Dead End in Norvelt
Let's throw in a driving metaphor, since Jack likes being on the road so much: during his twelfth summer, Jack hits that crucial moment when he's waving good-bye to childhood as he sees it receding through the rearview mirror, but still driving slowly enough away that he can keep it comfortingly in sight. And by the end of the book, he's test-driving the idea of being his own person. While he's certainly not anywhere near grown up by the end (he's really only started), he learns many valuable lessons that prepare him to take on increasingly difficult challenges in the future. Dead End in Norvelt suggests that growing up is a long process—and it's anything but automatic.
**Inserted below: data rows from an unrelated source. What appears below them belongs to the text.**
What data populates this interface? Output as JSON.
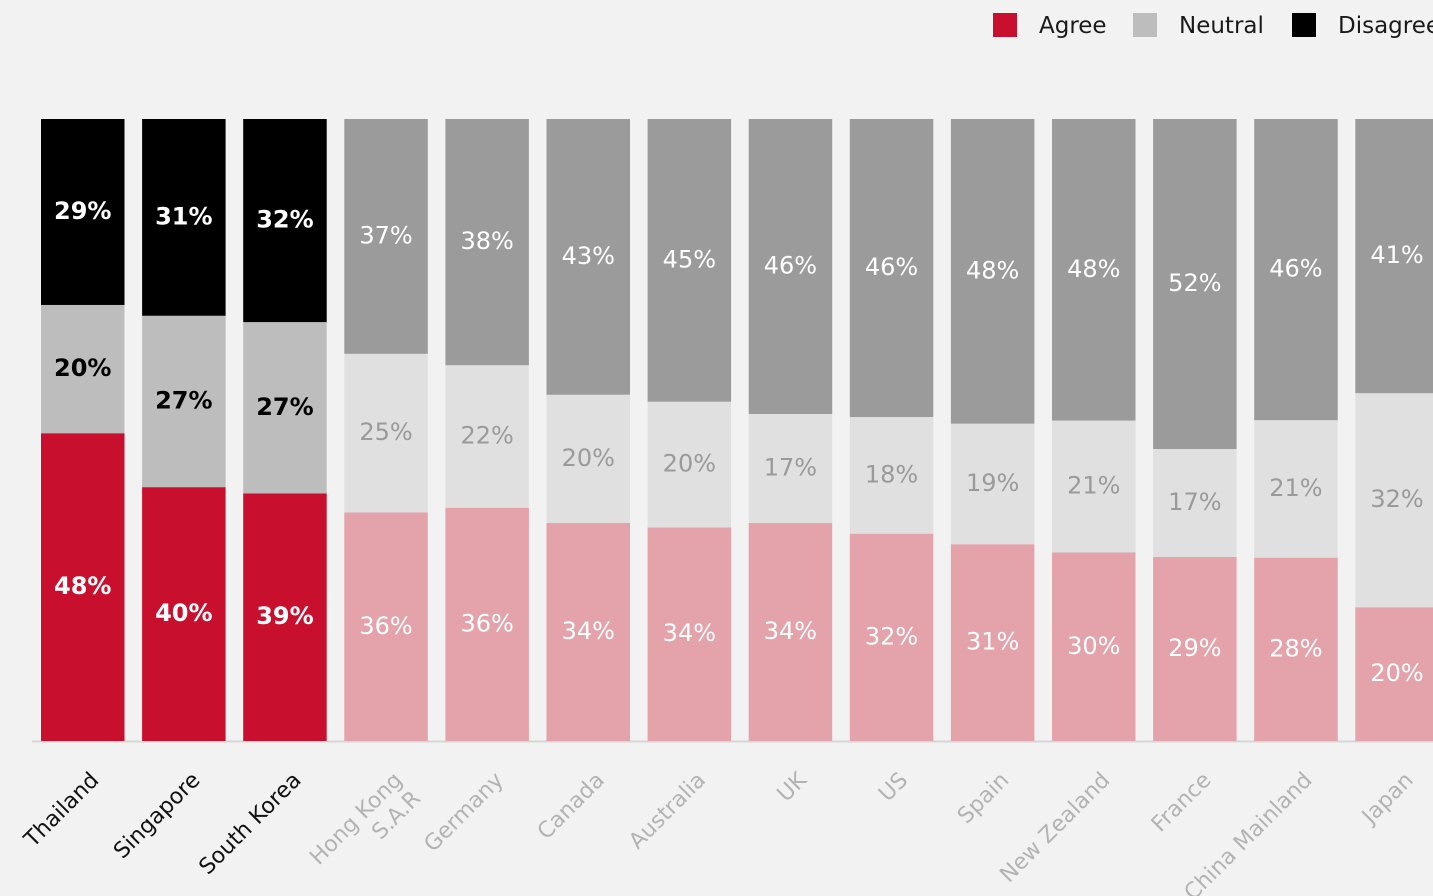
{
  "chart_data": {
    "type": "bar",
    "stacked": true,
    "percent_stacked": true,
    "legend_position": "top-right",
    "grid": false,
    "legend": [
      {
        "key": "agree",
        "label": "Agree",
        "color": "#c8102e"
      },
      {
        "key": "neutral",
        "label": "Neutral",
        "color": "#bdbdbd"
      },
      {
        "key": "disagree",
        "label": "Disagree",
        "color": "#000000"
      }
    ],
    "categories": [
      "Thailand",
      "Singapore",
      "South Korea",
      "Hong Kong\nS.A.R",
      "Germany",
      "Canada",
      "Australia",
      "UK",
      "US",
      "Spain",
      "New Zealand",
      "France",
      "China Mainland",
      "Japan"
    ],
    "highlighted": [
      true,
      true,
      true,
      false,
      false,
      false,
      false,
      false,
      false,
      false,
      false,
      false,
      false,
      false
    ],
    "series": [
      {
        "name": "Agree",
        "values": [
          48,
          40,
          39,
          36,
          36,
          34,
          34,
          34,
          32,
          31,
          30,
          29,
          28,
          20
        ]
      },
      {
        "name": "Neutral",
        "values": [
          20,
          27,
          27,
          25,
          22,
          20,
          20,
          17,
          18,
          19,
          21,
          17,
          21,
          32
        ]
      },
      {
        "name": "Disagree",
        "values": [
          29,
          31,
          32,
          37,
          38,
          43,
          45,
          46,
          46,
          48,
          48,
          52,
          46,
          41
        ]
      }
    ],
    "labels": [
      [
        "48%",
        "40%",
        "39%",
        "36%",
        "36%",
        "34%",
        "34%",
        "34%",
        "32%",
        "31%",
        "30%",
        "29%",
        "28%",
        "20%"
      ],
      [
        "20%",
        "27%",
        "27%",
        "25%",
        "22%",
        "20%",
        "20%",
        "17%",
        "18%",
        "19%",
        "21%",
        "17%",
        "21%",
        "32%"
      ],
      [
        "29%",
        "31%",
        "32%",
        "37%",
        "38%",
        "43%",
        "45%",
        "46%",
        "46%",
        "48%",
        "48%",
        "52%",
        "46%",
        "41%"
      ]
    ],
    "colors": {
      "highlight": {
        "agree": "#c8102e",
        "neutral": "#bdbdbd",
        "disagree": "#000000",
        "agree_text": "#ffffff",
        "neutral_text": "#000000",
        "disagree_text": "#ffffff",
        "cat_text": "#111111"
      },
      "muted": {
        "agree": "#e4a2aa",
        "neutral": "#e0e0e0",
        "disagree": "#9b9b9b",
        "agree_text": "#ffffff",
        "neutral_text": "#9a9a9a",
        "disagree_text": "#ffffff",
        "cat_text": "#b3b3b3"
      },
      "baseline": "#d6d6d6"
    }
  }
}
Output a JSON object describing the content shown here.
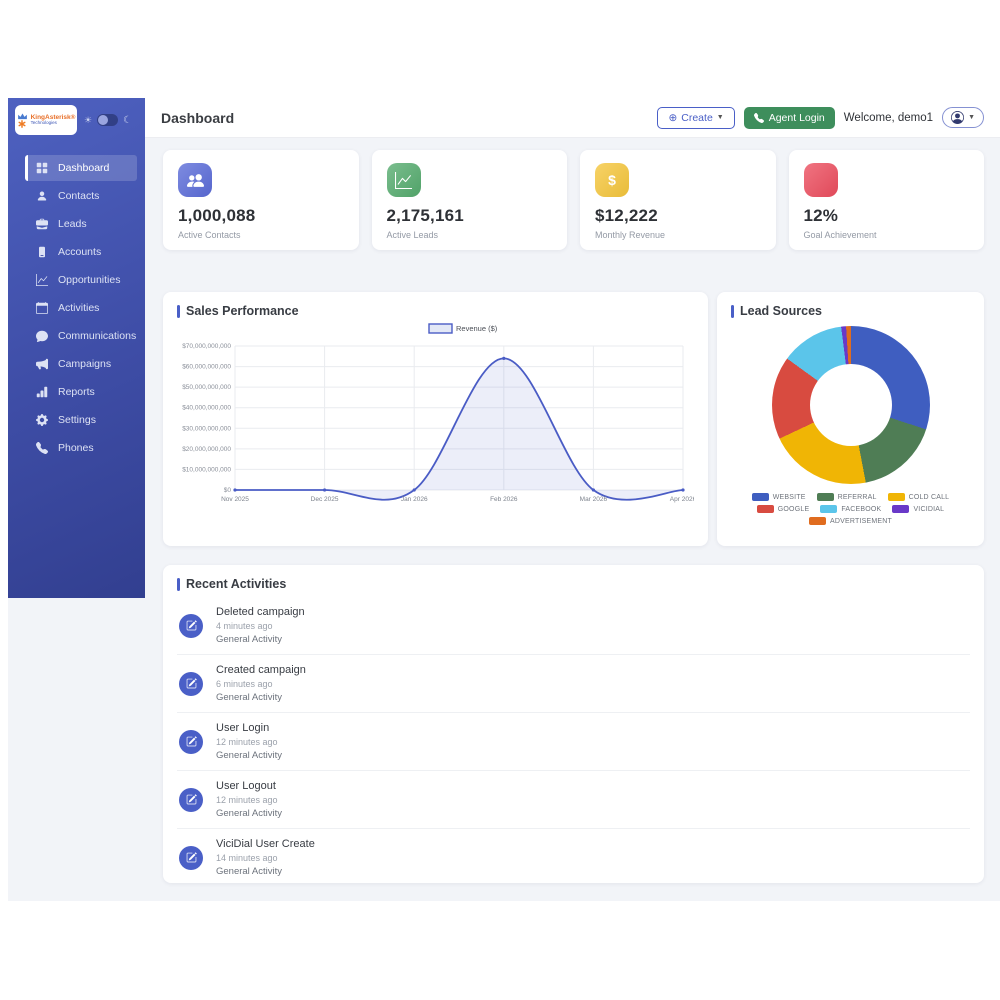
{
  "brand": {
    "name": "KingAsterisk®",
    "tagline": "Technologies"
  },
  "colors": {
    "accent": "#4a5fc7",
    "sidebar_top": "#4e61c0",
    "sidebar_bottom": "#323f90",
    "agent_button": "#3e8e5c",
    "content_bg": "#f2f4f8"
  },
  "sidebar": {
    "items": [
      {
        "label": "Dashboard",
        "icon": "dashboard-icon",
        "active": true
      },
      {
        "label": "Contacts",
        "icon": "person-icon",
        "active": false
      },
      {
        "label": "Leads",
        "icon": "briefcase-icon",
        "active": false
      },
      {
        "label": "Accounts",
        "icon": "book-icon",
        "active": false
      },
      {
        "label": "Opportunities",
        "icon": "graph-icon",
        "active": false
      },
      {
        "label": "Activities",
        "icon": "calendar-icon",
        "active": false
      },
      {
        "label": "Communications",
        "icon": "chat-icon",
        "active": false
      },
      {
        "label": "Campaigns",
        "icon": "megaphone-icon",
        "active": false
      },
      {
        "label": "Reports",
        "icon": "bar-chart-icon",
        "active": false
      },
      {
        "label": "Settings",
        "icon": "gear-icon",
        "active": false
      },
      {
        "label": "Phones",
        "icon": "phone-icon",
        "active": false
      }
    ]
  },
  "header": {
    "title": "Dashboard",
    "create_label": "Create",
    "agent_login_label": "Agent Login",
    "welcome": "Welcome, demo1"
  },
  "stats": [
    {
      "value": "1,000,088",
      "label": "Active Contacts",
      "icon": "users-icon",
      "color": "#5a6bd8"
    },
    {
      "value": "2,175,161",
      "label": "Active Leads",
      "icon": "trend-icon",
      "color": "#55ab6e"
    },
    {
      "value": "$12,222",
      "label": "Monthly Revenue",
      "icon": "dollar-icon",
      "color": "#f5c63c"
    },
    {
      "value": "12%",
      "label": "Goal Achievement",
      "icon": "target-icon",
      "color": "#ec4d5e"
    }
  ],
  "chart_data": [
    {
      "type": "line",
      "title": "Sales Performance",
      "legend": "Revenue ($)",
      "categories": [
        "Nov 2025",
        "Dec 2025",
        "Jan 2026",
        "Feb 2026",
        "Mar 2026",
        "Apr 2026"
      ],
      "values": [
        0,
        0,
        0,
        64000000000,
        0,
        0
      ],
      "ylim": [
        0,
        70000000000
      ],
      "ytick_step": 10000000000,
      "grid": true,
      "line_color": "#4a5cc5",
      "fill_color": "rgba(99,117,205,0.12)",
      "legend_position": "top"
    },
    {
      "type": "pie",
      "title": "Lead Sources",
      "legend_position": "bottom",
      "segments": [
        {
          "label": "WEBSITE",
          "value": 30,
          "color": "#3f5ec0"
        },
        {
          "label": "REFERRAL",
          "value": 17,
          "color": "#4f7d55"
        },
        {
          "label": "COLD CALL",
          "value": 21,
          "color": "#f0b505"
        },
        {
          "label": "GOOGLE",
          "value": 17,
          "color": "#d84b40"
        },
        {
          "label": "FACEBOOK",
          "value": 13,
          "color": "#5bc5ea"
        },
        {
          "label": "VICIDIAL",
          "value": 1,
          "color": "#6939c8"
        },
        {
          "label": "ADVERTISEMENT",
          "value": 1,
          "color": "#e06c1f"
        }
      ]
    }
  ],
  "activities": {
    "title": "Recent Activities",
    "items": [
      {
        "title": "Deleted campaign",
        "time": "4 minutes ago",
        "category": "General Activity"
      },
      {
        "title": "Created campaign",
        "time": "6 minutes ago",
        "category": "General Activity"
      },
      {
        "title": "User Login",
        "time": "12 minutes ago",
        "category": "General Activity"
      },
      {
        "title": "User Logout",
        "time": "12 minutes ago",
        "category": "General Activity"
      },
      {
        "title": "ViciDial User Create",
        "time": "14 minutes ago",
        "category": "General Activity"
      }
    ]
  }
}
Questions About Coming of Age
- Trace how Jack starts to mature in the novel. What are the most significant lessons he learns?
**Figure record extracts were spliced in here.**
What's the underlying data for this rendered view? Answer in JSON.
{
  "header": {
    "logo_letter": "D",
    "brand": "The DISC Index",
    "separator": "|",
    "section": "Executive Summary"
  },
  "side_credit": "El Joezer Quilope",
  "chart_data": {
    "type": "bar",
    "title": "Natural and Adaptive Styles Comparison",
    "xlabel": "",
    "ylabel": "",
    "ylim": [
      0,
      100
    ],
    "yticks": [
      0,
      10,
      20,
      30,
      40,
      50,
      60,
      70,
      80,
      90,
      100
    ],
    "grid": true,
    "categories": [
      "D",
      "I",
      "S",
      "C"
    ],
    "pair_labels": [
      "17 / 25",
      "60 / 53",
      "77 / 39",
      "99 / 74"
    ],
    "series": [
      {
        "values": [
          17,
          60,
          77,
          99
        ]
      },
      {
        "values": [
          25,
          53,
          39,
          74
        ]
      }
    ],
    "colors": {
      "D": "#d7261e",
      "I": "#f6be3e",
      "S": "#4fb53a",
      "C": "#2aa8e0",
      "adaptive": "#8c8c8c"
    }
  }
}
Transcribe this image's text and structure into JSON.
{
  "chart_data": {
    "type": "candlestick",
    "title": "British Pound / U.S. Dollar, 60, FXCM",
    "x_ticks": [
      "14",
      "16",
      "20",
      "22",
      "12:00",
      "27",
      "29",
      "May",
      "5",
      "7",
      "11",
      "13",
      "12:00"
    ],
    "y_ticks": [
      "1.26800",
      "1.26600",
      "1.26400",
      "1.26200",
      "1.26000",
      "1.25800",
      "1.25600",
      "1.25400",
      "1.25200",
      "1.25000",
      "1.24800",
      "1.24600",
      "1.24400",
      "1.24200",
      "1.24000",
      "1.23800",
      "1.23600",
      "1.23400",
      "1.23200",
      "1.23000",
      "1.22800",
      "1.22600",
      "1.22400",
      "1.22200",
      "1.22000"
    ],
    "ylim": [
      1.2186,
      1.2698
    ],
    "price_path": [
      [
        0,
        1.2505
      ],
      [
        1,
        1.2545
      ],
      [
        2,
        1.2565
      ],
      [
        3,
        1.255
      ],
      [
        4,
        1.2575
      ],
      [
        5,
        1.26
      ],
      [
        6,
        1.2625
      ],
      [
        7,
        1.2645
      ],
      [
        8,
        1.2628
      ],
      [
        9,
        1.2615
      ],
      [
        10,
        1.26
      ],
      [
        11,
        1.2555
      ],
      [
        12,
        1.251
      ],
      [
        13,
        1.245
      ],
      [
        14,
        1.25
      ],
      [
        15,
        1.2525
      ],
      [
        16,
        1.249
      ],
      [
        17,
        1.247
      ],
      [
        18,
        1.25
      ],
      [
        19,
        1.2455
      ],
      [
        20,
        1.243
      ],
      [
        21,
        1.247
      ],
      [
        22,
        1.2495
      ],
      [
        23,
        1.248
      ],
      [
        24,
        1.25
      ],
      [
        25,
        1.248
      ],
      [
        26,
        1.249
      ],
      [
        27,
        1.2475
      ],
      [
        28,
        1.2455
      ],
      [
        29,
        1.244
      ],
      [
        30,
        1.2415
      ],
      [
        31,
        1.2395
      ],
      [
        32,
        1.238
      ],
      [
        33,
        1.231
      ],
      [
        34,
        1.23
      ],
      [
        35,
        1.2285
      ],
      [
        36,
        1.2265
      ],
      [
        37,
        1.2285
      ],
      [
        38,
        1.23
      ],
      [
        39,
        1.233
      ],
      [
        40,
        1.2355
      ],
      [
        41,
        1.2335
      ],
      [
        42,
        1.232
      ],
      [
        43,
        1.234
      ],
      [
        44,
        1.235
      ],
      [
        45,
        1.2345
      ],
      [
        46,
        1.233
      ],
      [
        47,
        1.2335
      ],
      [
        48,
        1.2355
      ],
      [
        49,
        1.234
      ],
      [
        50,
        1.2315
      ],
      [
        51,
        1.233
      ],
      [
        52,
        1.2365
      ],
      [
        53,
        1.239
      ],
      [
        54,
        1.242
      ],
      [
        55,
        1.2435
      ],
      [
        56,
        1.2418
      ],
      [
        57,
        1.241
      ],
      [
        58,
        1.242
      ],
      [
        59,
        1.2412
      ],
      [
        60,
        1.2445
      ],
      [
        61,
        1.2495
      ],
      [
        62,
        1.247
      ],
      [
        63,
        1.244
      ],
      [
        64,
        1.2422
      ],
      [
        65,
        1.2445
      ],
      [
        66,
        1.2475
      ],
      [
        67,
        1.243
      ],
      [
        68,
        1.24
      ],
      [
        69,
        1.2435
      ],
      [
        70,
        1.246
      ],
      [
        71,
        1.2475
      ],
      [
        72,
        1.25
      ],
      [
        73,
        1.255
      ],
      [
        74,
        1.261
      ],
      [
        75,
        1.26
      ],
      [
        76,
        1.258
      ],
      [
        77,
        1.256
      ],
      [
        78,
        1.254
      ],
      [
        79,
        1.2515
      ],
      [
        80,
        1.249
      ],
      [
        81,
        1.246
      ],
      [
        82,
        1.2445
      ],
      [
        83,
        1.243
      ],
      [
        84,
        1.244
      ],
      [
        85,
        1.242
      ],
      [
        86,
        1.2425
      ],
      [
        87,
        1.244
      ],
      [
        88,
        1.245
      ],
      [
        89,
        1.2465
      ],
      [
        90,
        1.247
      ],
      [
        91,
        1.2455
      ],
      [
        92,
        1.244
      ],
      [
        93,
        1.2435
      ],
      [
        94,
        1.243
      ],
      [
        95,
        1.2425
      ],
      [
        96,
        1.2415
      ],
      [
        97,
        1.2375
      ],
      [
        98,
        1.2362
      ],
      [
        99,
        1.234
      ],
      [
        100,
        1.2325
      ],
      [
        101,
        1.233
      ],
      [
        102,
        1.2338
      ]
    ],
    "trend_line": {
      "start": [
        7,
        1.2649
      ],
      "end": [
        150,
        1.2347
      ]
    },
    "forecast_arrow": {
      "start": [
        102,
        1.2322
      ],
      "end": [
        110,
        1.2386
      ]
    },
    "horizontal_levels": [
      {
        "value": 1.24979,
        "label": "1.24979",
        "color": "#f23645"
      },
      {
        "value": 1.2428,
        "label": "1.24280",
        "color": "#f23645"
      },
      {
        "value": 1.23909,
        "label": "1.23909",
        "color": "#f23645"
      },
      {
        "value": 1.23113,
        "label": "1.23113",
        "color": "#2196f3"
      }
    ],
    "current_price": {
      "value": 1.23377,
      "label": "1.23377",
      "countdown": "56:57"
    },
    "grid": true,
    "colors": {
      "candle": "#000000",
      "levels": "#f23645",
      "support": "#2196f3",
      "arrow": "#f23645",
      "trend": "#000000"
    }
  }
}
- In what ways is Jack's dad a good role model for his son? In what ways is he not?
- Both Miss Volker and Bunny tell Jack to "be a man" at different points in the text (check out 8.30, 12.23, and 19.22). What does each mean by this? Are their definitions different? If so, in what ways? Why is it two women who tell him this?
- Jack moves from being a "spineless jellyfish" (2.63) to being brave enough to stroke the dead deer respectfully at the end of the book. What do you think Gantos is saying about the role of courage in growing up?
Chew on This
Jack's father doesn't contribute in a positive way toward Jack's development. In fact, he mostly hinders Jack's maturation.
Dead End in Norvelt suggests that growing up doesn't necessarily mean conquering your fears, just not letting them control you.